In der Coronakrise gleicht der Staat alles aus


Das Kreditgewerbe in Deutschland – wie andere Branchen auch – ist seit Jahren mit Herausforderungen konfrontiert, die ohne tiefgreifende Umstrukturierungen nicht zu bewältigen sein werden. Digitalisierung, Niedrigzinsphase und Regulierung fordern einen Paradigmenwechsel in den Geschäftsmodellen der Banken. Dies ist bekannt und in einer Vielzahl von Beiträgen behandelt worden.

Kommt nun mit der Coronakrise eine zusätzliche Herausforderung in einer bislang unbekannten Dimension auf die Banken zu? Zur Beantwortung ein kurzer Blick auf das gegenwärtige Umfeld und seinen Ursprung in Thesenform. Diese Thesen zeigen den spezifischen Charakter der aktuellen Krise: Die Krise ist Ergebnis eines, überspitzt gesagt, bewusst als Konsequenz zur Eindämmung der Pandemie herbeigeführten staatlich verordneten Stillstands der Wirtschaft auf nationaler wie auf internationaler Ebene. Es handelt sich anders als in früheren Fällen nicht um eine systemimmanente Krise der Wirtschaft wie beim Platzen der Internetblase 2003 oder der Finanzkrise 2007/08.
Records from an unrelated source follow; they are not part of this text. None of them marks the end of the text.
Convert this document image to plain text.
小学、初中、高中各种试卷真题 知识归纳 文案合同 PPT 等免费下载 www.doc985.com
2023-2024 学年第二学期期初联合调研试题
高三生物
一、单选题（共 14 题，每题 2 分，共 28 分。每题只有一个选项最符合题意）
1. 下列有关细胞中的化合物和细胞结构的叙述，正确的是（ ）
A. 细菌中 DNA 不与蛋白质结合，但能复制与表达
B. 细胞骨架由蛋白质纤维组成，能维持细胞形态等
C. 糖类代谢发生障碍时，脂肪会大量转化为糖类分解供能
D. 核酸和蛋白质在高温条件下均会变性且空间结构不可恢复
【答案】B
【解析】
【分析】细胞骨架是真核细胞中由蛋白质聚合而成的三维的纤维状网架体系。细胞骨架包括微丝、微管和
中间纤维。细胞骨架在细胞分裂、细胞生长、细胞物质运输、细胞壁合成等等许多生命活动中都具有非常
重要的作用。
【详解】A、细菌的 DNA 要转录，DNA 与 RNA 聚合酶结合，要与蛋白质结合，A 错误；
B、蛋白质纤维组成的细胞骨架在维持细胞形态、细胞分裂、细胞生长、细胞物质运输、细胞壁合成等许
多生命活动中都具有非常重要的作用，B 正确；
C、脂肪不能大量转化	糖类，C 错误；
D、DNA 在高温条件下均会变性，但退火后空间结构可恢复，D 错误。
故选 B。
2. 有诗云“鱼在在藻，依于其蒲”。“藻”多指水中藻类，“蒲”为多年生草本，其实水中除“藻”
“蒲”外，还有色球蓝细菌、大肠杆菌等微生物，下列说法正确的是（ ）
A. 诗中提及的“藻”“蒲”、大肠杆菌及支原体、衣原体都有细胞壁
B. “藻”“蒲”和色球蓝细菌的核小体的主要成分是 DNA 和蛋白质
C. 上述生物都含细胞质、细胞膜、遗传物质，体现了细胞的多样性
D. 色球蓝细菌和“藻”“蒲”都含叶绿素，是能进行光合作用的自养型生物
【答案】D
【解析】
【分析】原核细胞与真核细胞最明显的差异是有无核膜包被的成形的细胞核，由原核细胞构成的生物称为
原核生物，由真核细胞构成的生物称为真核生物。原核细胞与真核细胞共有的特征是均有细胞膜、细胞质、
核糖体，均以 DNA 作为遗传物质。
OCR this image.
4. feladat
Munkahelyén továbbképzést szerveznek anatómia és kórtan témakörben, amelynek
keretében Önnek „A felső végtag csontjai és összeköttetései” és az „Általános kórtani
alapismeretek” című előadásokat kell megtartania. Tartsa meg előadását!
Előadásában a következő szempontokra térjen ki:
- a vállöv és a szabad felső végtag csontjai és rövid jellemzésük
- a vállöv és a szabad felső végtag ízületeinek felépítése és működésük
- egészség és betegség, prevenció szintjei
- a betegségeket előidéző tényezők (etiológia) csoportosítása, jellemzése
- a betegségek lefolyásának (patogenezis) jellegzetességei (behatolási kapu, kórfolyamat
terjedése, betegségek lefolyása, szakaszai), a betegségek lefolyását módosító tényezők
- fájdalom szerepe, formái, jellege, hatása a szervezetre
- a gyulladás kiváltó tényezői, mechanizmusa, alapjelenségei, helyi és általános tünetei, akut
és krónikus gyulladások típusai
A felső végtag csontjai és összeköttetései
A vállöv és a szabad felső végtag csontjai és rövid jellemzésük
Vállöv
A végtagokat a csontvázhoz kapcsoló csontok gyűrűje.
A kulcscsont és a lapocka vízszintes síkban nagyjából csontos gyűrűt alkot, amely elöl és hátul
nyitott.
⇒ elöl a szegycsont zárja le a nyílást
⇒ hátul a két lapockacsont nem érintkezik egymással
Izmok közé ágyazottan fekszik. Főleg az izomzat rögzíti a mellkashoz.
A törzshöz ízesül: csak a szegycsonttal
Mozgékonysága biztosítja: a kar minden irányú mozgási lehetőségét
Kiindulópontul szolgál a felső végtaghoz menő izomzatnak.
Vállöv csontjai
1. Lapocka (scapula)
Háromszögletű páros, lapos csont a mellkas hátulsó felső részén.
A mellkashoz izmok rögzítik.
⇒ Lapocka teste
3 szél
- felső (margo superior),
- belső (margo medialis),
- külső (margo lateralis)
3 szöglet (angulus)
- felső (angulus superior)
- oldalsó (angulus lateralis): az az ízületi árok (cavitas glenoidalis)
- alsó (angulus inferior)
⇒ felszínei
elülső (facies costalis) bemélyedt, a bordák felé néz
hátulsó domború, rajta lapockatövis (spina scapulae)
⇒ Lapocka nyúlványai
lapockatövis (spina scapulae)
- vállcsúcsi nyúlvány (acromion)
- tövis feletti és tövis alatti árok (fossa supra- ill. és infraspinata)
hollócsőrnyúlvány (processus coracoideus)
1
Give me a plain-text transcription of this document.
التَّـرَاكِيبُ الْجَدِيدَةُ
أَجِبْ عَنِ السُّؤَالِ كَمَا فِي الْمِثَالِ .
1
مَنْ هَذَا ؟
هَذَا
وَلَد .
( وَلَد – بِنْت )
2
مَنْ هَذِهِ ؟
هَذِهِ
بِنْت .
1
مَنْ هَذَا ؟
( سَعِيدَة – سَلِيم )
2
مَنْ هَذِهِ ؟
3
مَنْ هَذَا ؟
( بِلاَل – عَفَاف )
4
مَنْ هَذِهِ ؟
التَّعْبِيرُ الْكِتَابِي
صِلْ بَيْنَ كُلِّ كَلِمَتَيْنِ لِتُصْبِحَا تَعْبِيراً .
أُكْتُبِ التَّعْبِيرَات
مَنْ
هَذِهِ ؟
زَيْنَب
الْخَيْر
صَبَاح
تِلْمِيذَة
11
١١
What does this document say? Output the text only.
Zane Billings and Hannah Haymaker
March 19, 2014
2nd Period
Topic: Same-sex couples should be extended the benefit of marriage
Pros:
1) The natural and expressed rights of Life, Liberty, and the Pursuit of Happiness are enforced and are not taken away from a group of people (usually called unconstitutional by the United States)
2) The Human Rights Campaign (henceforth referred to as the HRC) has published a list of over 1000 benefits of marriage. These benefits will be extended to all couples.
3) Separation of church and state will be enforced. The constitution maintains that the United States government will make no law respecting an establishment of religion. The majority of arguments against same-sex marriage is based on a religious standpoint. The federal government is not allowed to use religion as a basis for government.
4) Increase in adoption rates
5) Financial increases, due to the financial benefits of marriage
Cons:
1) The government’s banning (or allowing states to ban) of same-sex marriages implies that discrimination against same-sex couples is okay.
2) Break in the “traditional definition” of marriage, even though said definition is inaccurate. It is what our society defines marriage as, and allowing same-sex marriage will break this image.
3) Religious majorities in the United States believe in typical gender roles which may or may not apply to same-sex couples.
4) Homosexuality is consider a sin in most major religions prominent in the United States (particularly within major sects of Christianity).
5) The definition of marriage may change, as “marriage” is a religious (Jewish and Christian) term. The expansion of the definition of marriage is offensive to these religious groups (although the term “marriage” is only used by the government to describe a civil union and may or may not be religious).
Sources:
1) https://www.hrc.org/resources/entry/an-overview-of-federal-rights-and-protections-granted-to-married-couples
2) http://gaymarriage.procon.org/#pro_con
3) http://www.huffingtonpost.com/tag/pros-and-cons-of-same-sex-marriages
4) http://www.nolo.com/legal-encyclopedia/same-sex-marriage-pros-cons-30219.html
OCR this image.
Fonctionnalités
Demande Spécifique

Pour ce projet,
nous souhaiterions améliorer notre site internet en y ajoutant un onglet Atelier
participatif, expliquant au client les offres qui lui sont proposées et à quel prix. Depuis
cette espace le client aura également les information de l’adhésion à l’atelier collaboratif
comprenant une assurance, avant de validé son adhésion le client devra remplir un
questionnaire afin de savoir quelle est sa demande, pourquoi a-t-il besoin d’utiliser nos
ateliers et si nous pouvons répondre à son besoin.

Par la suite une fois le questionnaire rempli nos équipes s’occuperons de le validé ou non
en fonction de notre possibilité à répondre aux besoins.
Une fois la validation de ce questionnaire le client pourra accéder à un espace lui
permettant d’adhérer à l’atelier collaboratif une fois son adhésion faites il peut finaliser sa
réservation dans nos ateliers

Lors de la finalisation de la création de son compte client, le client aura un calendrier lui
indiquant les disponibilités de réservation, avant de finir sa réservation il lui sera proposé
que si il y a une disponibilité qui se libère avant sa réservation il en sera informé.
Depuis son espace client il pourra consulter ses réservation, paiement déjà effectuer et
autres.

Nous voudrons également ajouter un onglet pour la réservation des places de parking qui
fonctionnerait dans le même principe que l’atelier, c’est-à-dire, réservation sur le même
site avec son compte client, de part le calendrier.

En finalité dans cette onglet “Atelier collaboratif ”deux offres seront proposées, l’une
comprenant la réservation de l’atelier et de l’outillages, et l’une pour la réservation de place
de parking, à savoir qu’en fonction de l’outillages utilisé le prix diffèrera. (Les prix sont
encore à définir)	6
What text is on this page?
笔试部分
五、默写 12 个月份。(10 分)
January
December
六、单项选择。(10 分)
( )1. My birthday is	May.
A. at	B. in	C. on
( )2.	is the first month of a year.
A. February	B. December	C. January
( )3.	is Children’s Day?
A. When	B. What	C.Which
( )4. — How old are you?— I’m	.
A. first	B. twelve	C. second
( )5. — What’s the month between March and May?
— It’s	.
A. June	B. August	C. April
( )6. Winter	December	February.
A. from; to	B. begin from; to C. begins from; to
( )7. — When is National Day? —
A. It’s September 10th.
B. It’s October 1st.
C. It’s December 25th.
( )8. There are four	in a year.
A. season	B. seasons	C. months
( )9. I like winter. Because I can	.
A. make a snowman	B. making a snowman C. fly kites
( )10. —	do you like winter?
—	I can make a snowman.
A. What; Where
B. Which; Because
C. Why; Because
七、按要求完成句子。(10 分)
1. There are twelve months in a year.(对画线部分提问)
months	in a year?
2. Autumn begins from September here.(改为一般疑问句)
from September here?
Gleichzeitig werden zur Eindämmung von unmittelbar krisenbedingten Folgen in allen Ländern von staatlichen Stellen veranlasste Hilfsprogramme für die gesamte Wirtschaft aufgelegt, die die resultierenden Einkommensausfälle der Arbeitnehmer kompensieren und den Bestand von Unternehmen bis in die Zeit nach der Krise hinein sichern sollen. Die Zeit der Pandemie soll, vereinfacht gesagt, durchfinanziert werden...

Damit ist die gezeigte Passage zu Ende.